Nerves all jangly about the fact that she was really going to do this, she took out her key and unlocked the desk. Everything was precisely in its place. Pens stood in the mug decorated with the bakery’s logo. Her laptop was on the top shelf charged and waiting. Her sticky notes were in the top drawer waiting to be used. She let out a nervous breath. Yep, she was finally going to do this.
The bell on the front door gave her half a second of warning before the first of the morning gaggle of gossipers walked through the door. Mr. Lucas had been coming to the bakery every morning for years to sit with his cronies and solve the world’s problems over coffee and a cruller.
He jerked to a stop in front of her, then looked around as if to confirm he was in the right bakery. “Where’d the corner table go, Aubrey?”
“It’s in the other corner now,” she said, pointing to the table she’d dragged over to the other side of the dining area last night after she’d finished building the desk and getting it in place.
He glanced over at the table, already set with his usual Retired And Loving It mug along with Mr. Mendoza’s Old Fart mug, Mr. Corelli’s Life Begins At Seventy mug, and Mr. Jackson’s Best Grandpa mug. “Why?”
“The plug ins are over here.” Lord knew she’d looked around every square inch of the place to see if there was any other place it could go. “I need to be able to charge my laptop so I can work on the outline for my book.”

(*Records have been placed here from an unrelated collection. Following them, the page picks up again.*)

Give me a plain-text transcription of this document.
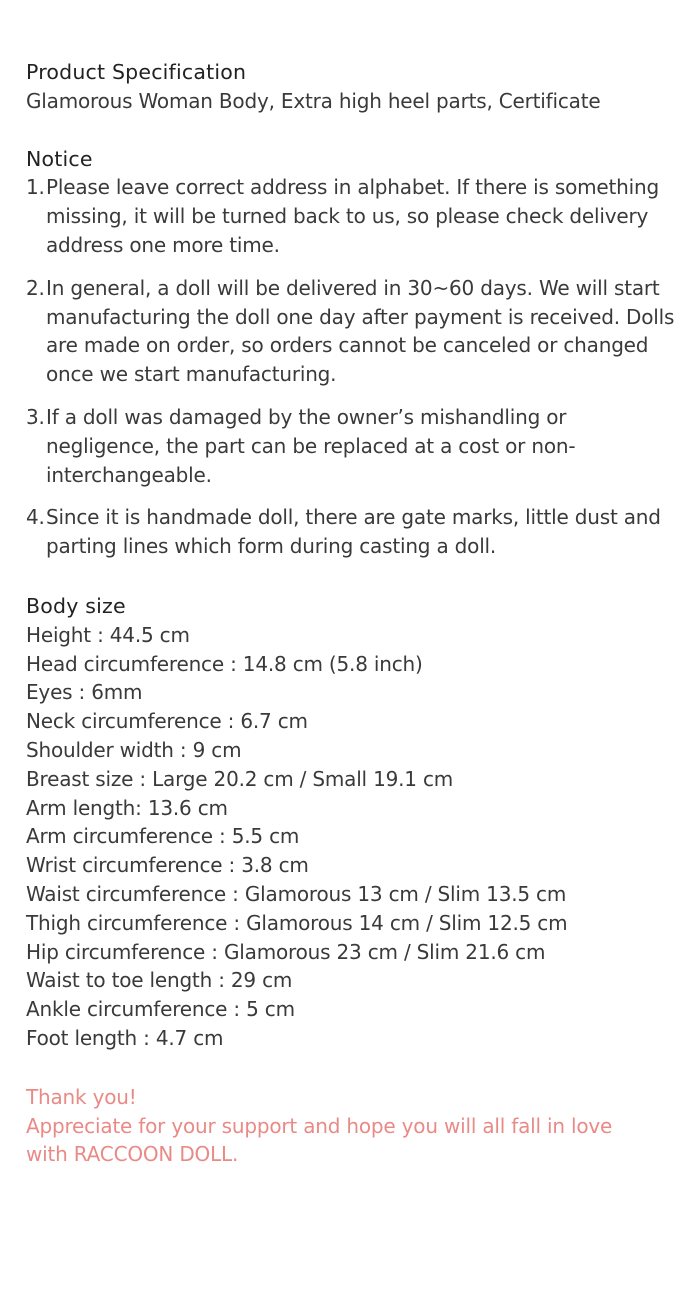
Product Specification

Glamorous Woman Body, Extra high heel parts, Certificate

Notice
1. Please leave correct address in alphabet. If there is something missing, it will be turned back to us, so please check delivery address one more time.
2. In general, a doll will be delivered in 30~60 days. We will start manufacturing the doll one day after payment is received. Dolls are made on order, so orders cannot be canceled or changed once we start manufacturing.
3. If a doll was damaged by the owner’s mishandling or negligence, the part can be replaced at a cost or non-interchangeable.
4. Since it is handmade doll, there are gate marks, little dust and parting lines which form during casting a doll.
Body size

Height : 44.5 cm

Head circumference : 14.8 cm (5.8 inch)

Eyes : 6mm

Neck circumference : 6.7 cm

Shoulder width : 9 cm

Breast size : Large 20.2 cm / Small 19.1 cm

Arm length: 13.6 cm

Arm circumference : 5.5 cm

Wrist circumference : 3.8 cm

Waist circumference : Glamorous 13 cm / Slim 13.5 cm

Thigh circumference : Glamorous 14 cm / Slim 12.5 cm

Hip circumference : Glamorous 23 cm / Slim 21.6 cm

Waist to toe length : 29 cm

Ankle circumference : 5 cm

Foot length : 4.7 cm

Thank you!

Appreciate for your support and hope you will all fall in love with RACCOON DOLL.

Oh wow. Admitting it out loud had been a rush. She hadn’t told anyone yet. Of course, now that she’d told him, she wouldn’t have to.
“You’re writing a book?”
“I am.” She straightened her shoulders and lifted her chin, prepped for mockery.
“Good for you.” Mr. Lucas gave her a nod of encouragement. “I’ll steer the boys over here when they come in.”
A bubbly excitement filling her, she settled in at her desk while Mr. Lucas took his mug from the table and wondered over to the counter where he filled up his coffee from the carafe that was always on the corner and picked up one of the crullers already on a plate, leaving exact change behind to cover the bill. There was a benefit to having regulars who always got the usual.
For the first time since she’d left for the cruise, she opened her laptop. The screen was dirty with smudged fingerprints—why did she never notice that until she was out in public—but it only took a few seconds for it to warm up and an image of Carter to fill the once dark space. In it, he was smiling, no Iowa farmboy scruff covering his face, as he walked his dog. And with that every happy little fizzy bubble of exhilaration popped until there was nothing left but a chin-trembling sadness.